Commencez à refroidir un moulin à café commercial en broyant environ 30 à 50 grammes de glace carbonique deux fois, pendant 30 secondes à chaque fois. Jetez la poudre de glace carbonique et mélangez trois grammes de spaghettis de cellules de levure congelées avec environ 30 à 50 grammes de glace carbonique dans le moulin à café pré-refroidi. Scellez la jonction entre le bouchon et le broyeur avec Parafilm.
Mélangez le mélange de glace carbonique de cellules de levure 10 fois, pendant 30 secondes chacune, en laissant des intervalles de 30 secondes entre chaque tour. Transférez la poudre de glace carbonique de cellule de levure obtenue dans un bécher en plastique, à l’aide d’une spatule propre et sèche. Après l’évaporation de la glace carbonique, ajoutez 2,25 millilitres de billes magnétiques, ou tampon MB, avec des inhibiteurs de protéase et de phosphatase, à la poudre de cellules de levure.
Après avoir pipeté vigoureusement le mélange de tampon cellulaire, transférez la suspension cellulaire dans un tube conique de 15 millilitres. Ensuite, stockez 0,1 % d’échantillons d’extraits de cellules brutes pour l’ADN et 0,05 % d’échantillons pour l’analyse des protéines, à moins 20 degrés Celsius. Transférez la suspension cellulaire restante dans des tubes de réaction de deux millilitres à faible liaison et séparez les débris cellulaires en centrifugeant les tubes.
Une fois cela fait, tirez tous les surnageants dans un tube conique de 15 millilitres. Encore une fois, stockez 0,1 % du surnageant à moins 20 degrés Celsius pour l’ADN et 0,05 % du surnageant pour l’analyse des protéines. Ensuite, lavez 500 microlitres de bouillie à billes magnétiques couplées à l’immunoglobuline G avec 500 microlitres de tampon MB froid, contenant des inhibiteurs de protéase et de phosphatase, deux fois, pendant cinq minutes chacune, à quatre degrés Celsius, en rotation à 20 tr/min.

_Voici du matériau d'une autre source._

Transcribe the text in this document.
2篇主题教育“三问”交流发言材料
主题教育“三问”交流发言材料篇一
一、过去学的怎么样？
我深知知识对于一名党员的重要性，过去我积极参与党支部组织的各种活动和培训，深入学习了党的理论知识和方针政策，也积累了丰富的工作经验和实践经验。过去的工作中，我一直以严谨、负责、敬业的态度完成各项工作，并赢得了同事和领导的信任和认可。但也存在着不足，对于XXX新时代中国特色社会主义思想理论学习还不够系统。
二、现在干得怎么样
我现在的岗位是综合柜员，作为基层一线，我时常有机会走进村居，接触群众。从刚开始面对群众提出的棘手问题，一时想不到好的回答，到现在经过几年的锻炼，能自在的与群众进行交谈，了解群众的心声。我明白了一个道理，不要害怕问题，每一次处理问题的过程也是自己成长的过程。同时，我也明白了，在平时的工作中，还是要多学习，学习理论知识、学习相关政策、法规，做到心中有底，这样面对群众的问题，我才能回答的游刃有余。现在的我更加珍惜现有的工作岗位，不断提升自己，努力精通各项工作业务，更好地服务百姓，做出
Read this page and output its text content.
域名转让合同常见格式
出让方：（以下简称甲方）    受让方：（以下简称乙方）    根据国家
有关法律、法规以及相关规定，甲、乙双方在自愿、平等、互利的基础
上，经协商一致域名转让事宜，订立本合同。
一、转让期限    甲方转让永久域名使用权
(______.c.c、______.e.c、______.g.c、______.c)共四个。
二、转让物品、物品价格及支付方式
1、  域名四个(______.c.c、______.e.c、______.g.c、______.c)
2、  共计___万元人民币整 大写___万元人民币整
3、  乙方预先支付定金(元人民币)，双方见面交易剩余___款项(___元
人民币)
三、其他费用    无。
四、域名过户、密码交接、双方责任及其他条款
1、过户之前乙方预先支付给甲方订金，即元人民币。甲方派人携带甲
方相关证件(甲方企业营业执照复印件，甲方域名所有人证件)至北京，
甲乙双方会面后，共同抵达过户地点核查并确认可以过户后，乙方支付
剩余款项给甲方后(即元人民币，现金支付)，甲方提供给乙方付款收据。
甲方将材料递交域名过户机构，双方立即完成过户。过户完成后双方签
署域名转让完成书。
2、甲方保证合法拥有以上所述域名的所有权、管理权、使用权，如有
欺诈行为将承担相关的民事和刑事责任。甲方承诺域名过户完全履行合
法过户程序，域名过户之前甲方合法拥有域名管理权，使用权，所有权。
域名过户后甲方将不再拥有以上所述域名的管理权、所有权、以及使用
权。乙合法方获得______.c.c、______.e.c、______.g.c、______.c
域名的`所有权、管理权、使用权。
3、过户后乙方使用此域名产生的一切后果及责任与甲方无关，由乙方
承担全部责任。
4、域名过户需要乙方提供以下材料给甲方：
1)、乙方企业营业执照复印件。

Incuber les billes magnétiques dans 500 microlitres de tampon MB froid pendant une heure à quatre degrés Celsius, en rotation à 20 tr/min, avant de retirer le surnageant des billes à l’aide d’une grille magnétique. Mélangez la boue de billes magnétiques équilibrée avec le lysat cellulaire obtenu précédemment et tirez dans un tube conique de 15 millilitres. Après une incubation de deux heures à quatre degrés Celsius et 20 tr/min, transférez la suspension complète de lysat de cellules à billes magnétiques dans des tubes de réaction à faible liaison.
Séparez les billes magnétiques portant les anneaux de chromatine d’intérêt du lysat cellulaire, à l’aide d’une grille magnétique. Transférez le reste de chaque tube dans un nouveau tube conique de 15 millilitres, avant de stocker des échantillons à moins 20 degrés Celsius pour l’analyse de l’ADN et des protéines. Ensuite, suspendez la bille magnétique de chaque tube conique de 15 millilitres dans 300 microlitres de tampon MB froid et combinez les billes en un tube de réaction.
Effectuez cinq lavages de 10 minutes chacun, en utilisant 750 microlitres de tampon MB froid, contenant des inhibiteurs de protéase et de phosphatase, à quatre degrés Celsius, tout en tournant à 20 tr/min. Ensuite, effectuez le lavage final avec 750 microlitres de tampon MB froid sans inhibiteurs de protéase et de phosphatase. Suspendre les billes préparées dans 40 microlitres de tampon MB froid sans inhibiteurs de protéase et de phosphatase.